$A$ student focussed the image of a candle flame on a white screen using a convex lens. He noted down the position of the candle,screen,and the lens as under:
Position of candle $= 12.0\, cm$
Position of convex lens $= 50.0\, cm$
Position of the screen $= 88.0\, cm$
$(i)$ Where will the image be formed if he shifts the candle towards the lens at a position of $31.0\, cm$?
$(ii)$ What will be the nature of the image formed if he further shifts the candle towards the lens?
$(iii)$ Draw a ray diagram to show the formation of the image in case $(ii)$ as said above.

(N/A) First,calculate the focal length $(f)$ of the lens:
Object distance $u = 12.0 - 50.0 = -38.0\, cm$
Image distance $v = 88.0 - 50.0 = +38.0\, cm$
Using the lens formula: $\frac{1}{v} - \frac{1}{u} = \frac{1}{f}$
$\frac{1}{38} - \frac{1}{-38} = \frac{1}{f} \implies \frac{2}{38} = \frac{1}{f} \implies f = 19.0\, cm$
$(i)$ New object position $= 31.0\, cm$. New $u = 31.0 - 50.0 = -19.0\, cm$. Since the object is at the focus $(u = -f)$,the image will be formed at infinity.

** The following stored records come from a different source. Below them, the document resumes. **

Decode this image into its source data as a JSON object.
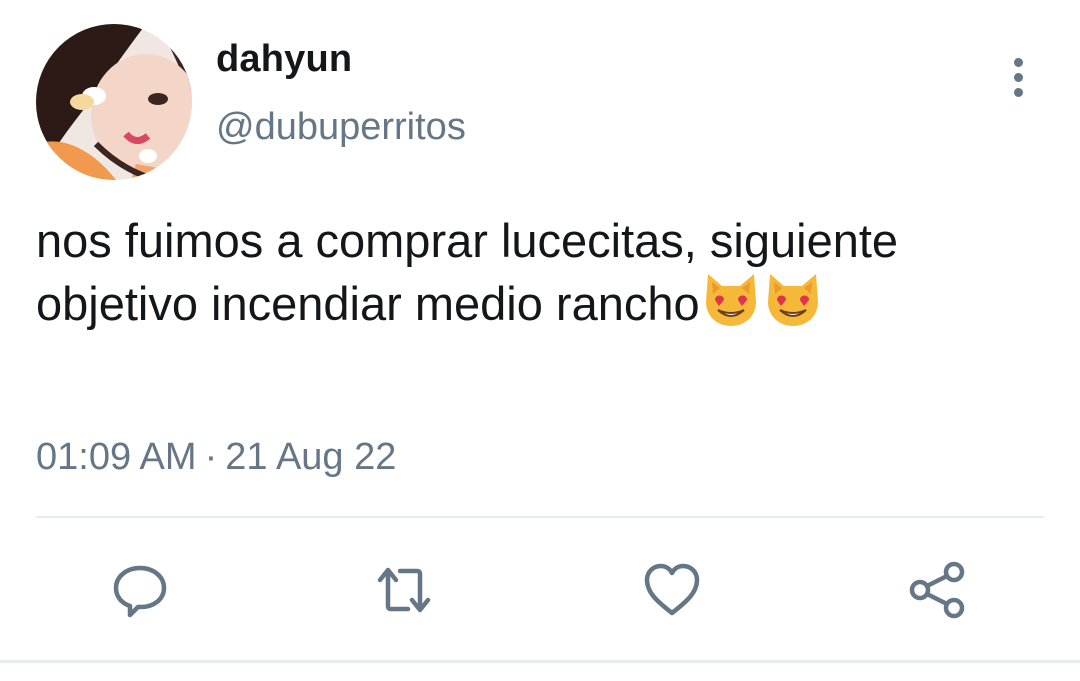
{
  "tweet": {
    "author_name": "dahyun",
    "author_handle": "@dubuperritos",
    "text": "nos fuimos a comprar lucecitas, siguiente objetivo incendiar medio rancho",
    "emojis": [
      "smiling-cat-heart-eyes",
      "smiling-cat-heart-eyes"
    ],
    "time": "01:09 AM",
    "separator": "·",
    "date": "21 Aug 22"
  },
  "actions": [
    {
      "name": "reply",
      "icon": "reply-icon"
    },
    {
      "name": "retweet",
      "icon": "retweet-icon"
    },
    {
      "name": "like",
      "icon": "heart-icon"
    },
    {
      "name": "share",
      "icon": "share-icon"
    }
  ],
  "colors": {
    "text": "#14171a",
    "secondary": "#657786",
    "divider": "#e6ecf0",
    "emoji": "#f5b839"
  }
}
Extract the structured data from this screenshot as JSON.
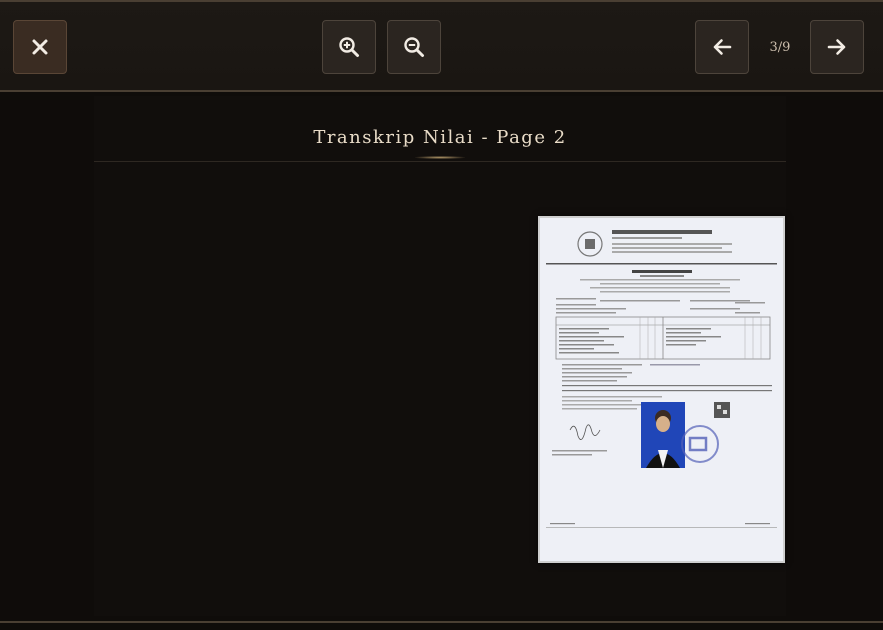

$(ii)$ If the candle is shifted further towards the lens (i.e.,$u < f$),the object lies between the optical center and the focus. The image formed will be virtual,erect,and magnified.
$(iii)$ The ray diagram shows the object placed between $F$ and $O$,resulting in a virtual image formed on the same side as the object.